計算機上で完結する「売価還元法」の計算方法

 要は、「売価還元法」の計算というのは、分子を分母で割る「分数」の計算です。

 割るためには、その「割るためのものを、先に計算しておかないといけない」わけで、ここに、「コツ」めいたものがあります。

 「売価還元法」を計算機上だけでやるには、まずは、割る方の分母から計算します。

 分母の売価部分「800+17,075+2000-500=19,375」を入力、計算します。

 ここで、「M+」を押して、計算結果「19,375」をメモリに「保存」します。

 

 わたしのシャープの計算機では、「M+」を押すと液晶に「M」表示されます。

 次いで、分子部分の計算「500+15,000=15,500」を行います。

 

 そして、「÷」キーを押し、「割る数字は何だ?」と計算機から言われるので…

 

 「RM」を押して、メモリに保存した「19,375」を呼び出す、ってな塩梅です。

 最後に「=」キーを押すと、計算結果の「0.8」が液晶に出現しています。

 

 このように計算機を操作すると、一度もメモすることなく、原価率を求めることができるのでした。

売価還元法の計算のまとめ

 まず、分母の方を先に求めるのが、“計算機流”。

 売価である分母部分を計算し、計算結果を「M+」。

 次に、原価である分子部分を計算し、「÷」。

 メモリに保存された数字を「RM」で呼び出し。

 ってな塩梅でした。

 「計算機(電卓)上で完結する打ち方」だとメモの手間がなくなるのが一番のメリットかと思います。“楽”なので、10回ほどやれば、自然とできるようになります。断然に、圧倒的に楽です。

 是非とも、売価還元法は、上述のように打ちましょう。要らぬ手間が「省力」できた分、ミスも減るはずです。

おまけ-売価還元法の絶対的事項

 蛇足ながら、試験対策を一言。

 売価還元法が出てきたら、必ず、問題文や設問の中に、「売上値引」「売上割戻」「売上戻し(返品とだけ指摘されることも。)、「売上割引」がないかを、目を皿にして調べます。

 出題者側からすると、「売価還元法」を出題する理由は、上記4つを絡めて受験生を引っかけるため・ミスを誘導するためです。

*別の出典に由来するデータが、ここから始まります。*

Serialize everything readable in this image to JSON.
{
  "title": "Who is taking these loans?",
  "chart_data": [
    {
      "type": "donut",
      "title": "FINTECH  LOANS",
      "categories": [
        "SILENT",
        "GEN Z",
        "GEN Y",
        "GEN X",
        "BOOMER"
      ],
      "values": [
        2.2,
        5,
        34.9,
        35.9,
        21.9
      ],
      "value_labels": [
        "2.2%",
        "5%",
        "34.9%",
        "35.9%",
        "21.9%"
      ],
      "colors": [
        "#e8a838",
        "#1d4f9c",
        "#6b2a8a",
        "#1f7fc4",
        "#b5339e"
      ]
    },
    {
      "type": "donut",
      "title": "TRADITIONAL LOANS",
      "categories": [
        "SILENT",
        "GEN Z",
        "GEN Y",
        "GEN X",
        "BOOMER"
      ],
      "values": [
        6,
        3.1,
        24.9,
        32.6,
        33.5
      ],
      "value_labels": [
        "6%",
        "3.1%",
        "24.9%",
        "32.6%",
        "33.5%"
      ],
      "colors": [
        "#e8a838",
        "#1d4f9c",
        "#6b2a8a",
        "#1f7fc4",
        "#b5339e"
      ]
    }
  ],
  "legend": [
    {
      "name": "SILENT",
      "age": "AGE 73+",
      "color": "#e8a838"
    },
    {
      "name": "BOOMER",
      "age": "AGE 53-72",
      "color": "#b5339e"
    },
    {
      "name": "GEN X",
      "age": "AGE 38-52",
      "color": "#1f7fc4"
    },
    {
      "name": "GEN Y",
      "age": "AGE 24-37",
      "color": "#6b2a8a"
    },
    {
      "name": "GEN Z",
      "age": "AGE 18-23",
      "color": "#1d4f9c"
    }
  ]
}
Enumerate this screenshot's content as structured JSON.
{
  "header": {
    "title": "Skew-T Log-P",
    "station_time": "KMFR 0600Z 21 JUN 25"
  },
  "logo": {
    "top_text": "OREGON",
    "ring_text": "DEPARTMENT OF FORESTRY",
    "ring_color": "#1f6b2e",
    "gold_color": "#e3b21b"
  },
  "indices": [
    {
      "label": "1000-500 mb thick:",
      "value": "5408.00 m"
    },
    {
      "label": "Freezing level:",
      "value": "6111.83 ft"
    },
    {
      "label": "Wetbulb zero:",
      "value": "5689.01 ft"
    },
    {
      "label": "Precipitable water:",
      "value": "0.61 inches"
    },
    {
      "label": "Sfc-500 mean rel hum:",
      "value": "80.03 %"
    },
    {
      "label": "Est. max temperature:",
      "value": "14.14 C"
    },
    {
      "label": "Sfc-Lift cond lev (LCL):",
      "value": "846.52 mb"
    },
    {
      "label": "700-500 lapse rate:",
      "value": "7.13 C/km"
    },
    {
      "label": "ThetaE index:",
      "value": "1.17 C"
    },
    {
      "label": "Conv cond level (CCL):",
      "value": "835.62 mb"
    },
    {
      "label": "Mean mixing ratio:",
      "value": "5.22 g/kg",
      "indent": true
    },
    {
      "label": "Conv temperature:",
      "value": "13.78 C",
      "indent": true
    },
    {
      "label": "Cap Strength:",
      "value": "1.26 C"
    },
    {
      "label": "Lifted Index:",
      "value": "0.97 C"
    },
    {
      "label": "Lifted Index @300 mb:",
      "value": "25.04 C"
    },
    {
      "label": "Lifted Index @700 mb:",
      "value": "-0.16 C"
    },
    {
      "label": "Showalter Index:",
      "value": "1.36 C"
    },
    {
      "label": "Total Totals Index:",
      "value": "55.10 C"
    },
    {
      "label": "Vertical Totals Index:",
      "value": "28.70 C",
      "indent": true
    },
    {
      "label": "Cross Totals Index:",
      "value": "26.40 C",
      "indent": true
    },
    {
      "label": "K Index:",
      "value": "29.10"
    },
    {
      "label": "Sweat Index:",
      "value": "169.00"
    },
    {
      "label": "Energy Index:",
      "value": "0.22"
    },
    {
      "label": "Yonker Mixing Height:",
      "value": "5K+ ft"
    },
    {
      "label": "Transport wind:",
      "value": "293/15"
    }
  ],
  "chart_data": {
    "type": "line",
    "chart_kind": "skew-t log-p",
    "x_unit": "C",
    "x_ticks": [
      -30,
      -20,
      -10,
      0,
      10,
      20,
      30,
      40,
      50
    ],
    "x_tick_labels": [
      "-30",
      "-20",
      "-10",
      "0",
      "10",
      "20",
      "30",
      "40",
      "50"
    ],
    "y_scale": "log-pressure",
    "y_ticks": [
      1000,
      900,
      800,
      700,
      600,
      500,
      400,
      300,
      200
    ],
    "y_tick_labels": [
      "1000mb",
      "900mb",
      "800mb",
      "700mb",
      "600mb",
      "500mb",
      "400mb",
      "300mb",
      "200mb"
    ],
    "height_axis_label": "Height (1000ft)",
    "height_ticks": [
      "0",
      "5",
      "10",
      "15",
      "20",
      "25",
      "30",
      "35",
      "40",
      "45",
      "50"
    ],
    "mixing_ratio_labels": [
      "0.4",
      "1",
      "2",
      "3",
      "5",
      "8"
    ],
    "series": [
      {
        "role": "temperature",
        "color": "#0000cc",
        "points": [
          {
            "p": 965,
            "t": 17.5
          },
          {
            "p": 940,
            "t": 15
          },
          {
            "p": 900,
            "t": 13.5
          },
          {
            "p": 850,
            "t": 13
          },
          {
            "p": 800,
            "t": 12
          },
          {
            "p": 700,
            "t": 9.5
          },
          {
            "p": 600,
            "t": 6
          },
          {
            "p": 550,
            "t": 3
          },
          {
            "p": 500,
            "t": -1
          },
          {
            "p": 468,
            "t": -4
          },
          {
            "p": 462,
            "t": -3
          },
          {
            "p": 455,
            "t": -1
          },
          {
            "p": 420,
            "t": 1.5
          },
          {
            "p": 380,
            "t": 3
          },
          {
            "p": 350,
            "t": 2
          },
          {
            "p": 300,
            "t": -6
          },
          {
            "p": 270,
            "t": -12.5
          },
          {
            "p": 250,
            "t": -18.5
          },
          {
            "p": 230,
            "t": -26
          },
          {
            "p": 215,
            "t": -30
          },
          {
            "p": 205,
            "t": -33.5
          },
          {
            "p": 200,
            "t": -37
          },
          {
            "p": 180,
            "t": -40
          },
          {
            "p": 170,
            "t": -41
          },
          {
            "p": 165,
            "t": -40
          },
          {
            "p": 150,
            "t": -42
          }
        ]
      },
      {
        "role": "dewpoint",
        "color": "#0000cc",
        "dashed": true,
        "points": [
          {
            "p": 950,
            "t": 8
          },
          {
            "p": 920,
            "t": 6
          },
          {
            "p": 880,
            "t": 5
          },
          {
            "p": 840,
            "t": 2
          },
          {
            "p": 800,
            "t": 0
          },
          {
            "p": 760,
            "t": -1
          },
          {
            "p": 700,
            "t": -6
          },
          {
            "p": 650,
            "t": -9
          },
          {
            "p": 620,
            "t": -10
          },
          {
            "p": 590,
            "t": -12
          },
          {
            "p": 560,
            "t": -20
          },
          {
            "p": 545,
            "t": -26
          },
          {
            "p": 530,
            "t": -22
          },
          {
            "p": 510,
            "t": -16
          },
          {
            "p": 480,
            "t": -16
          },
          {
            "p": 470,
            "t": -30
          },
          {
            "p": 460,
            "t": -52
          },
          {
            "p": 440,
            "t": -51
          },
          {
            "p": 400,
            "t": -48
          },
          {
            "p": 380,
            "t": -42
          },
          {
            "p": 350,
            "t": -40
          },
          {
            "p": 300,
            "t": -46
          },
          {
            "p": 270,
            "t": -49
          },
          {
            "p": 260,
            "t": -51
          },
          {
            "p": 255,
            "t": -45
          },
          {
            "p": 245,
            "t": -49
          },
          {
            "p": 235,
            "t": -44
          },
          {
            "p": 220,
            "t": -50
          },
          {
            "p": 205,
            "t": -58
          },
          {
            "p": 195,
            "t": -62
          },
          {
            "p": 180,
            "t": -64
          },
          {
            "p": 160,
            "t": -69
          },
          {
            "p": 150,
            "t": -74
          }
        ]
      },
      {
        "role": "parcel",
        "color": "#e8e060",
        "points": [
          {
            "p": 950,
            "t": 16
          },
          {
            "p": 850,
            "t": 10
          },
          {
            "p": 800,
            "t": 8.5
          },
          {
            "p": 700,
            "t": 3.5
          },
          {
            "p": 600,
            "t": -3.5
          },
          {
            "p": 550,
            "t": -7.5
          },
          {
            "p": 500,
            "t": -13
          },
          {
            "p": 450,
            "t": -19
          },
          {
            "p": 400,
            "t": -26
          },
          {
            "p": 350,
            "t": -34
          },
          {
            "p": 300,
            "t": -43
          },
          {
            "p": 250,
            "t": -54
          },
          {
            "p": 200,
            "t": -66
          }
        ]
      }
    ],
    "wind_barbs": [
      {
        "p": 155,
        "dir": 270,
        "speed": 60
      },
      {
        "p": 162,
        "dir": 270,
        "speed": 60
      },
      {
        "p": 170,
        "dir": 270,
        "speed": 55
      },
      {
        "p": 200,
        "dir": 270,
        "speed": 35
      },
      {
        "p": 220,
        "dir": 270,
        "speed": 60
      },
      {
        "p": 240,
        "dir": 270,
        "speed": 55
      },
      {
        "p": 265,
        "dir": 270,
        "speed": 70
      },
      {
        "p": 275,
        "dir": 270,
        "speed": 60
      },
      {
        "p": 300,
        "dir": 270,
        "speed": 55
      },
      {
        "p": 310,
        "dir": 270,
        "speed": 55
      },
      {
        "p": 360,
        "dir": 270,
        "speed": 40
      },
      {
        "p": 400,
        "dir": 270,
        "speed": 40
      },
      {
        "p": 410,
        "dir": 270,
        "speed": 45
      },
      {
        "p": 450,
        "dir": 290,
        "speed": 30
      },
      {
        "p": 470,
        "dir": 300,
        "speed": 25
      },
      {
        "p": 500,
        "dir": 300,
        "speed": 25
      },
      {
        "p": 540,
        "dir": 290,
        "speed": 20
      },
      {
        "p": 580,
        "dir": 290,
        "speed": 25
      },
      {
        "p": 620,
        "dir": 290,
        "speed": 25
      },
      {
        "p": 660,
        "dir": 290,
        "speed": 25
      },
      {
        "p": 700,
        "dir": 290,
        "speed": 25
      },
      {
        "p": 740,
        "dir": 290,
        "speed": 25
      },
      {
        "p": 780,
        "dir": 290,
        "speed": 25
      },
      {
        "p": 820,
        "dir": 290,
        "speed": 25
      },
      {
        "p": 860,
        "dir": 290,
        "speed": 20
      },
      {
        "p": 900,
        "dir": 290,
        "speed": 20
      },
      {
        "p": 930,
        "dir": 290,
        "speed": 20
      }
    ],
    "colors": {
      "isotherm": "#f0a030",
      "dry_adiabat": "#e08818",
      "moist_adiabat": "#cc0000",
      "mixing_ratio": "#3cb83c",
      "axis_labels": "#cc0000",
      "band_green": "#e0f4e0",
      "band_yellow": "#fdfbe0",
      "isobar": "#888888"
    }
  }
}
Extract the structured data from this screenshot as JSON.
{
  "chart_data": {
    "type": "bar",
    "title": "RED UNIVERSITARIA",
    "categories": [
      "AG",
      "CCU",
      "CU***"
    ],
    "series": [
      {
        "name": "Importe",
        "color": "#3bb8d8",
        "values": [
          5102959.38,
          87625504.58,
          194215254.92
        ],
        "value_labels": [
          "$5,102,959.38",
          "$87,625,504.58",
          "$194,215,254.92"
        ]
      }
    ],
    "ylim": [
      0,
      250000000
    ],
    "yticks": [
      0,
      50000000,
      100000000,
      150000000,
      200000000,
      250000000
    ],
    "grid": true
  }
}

 売価還元法が出題されたら、ほぼ間違いなく、上記4つを絡めて「原価計算上の売上高」と「P/Lの売上高」を求めてくるでしょう。

 いやらしい問題としては、「売上高は、売上割引○○円控除後の金額である。売上戻し○○円控除後の金額である。あと、売上割戻が○○円あったことが判明した。」などと、混乱極まりない文言を出してきます。

 ほんと、ついうっかりして、間違ってしまうところなので、しっかり!と個々の処理の仕方を見ていってください。

 先のいやらしいアレは、「売上割引」は控除してはいけないので、その分を戻します。原価計算、P/L売上高ともに、加算します。

 「売上戻し」要は返品は、そもそもその取引自体がなかったことになるので、原価計算上もP/L売上高上も控除します。当該ケースでは“控除済み”なので、いじりません。修正すべきことはありません。

 「売上割戻」が判明とあるので、売上高からは控除しますが、原価計算上は控除しません。

 あーややこしい。そら、間違うよ。しかも、一時できても、時間が経つと記憶が混同し始めて、まちがっちゃうってな次第です。そら、間違う。

 受験生用の「失点ほいほい」が当該「売価還元法」なので、出題者の姑息な罠に引っかからないようにしましょう。

 相手の手の内をよくよく読み取りましょう。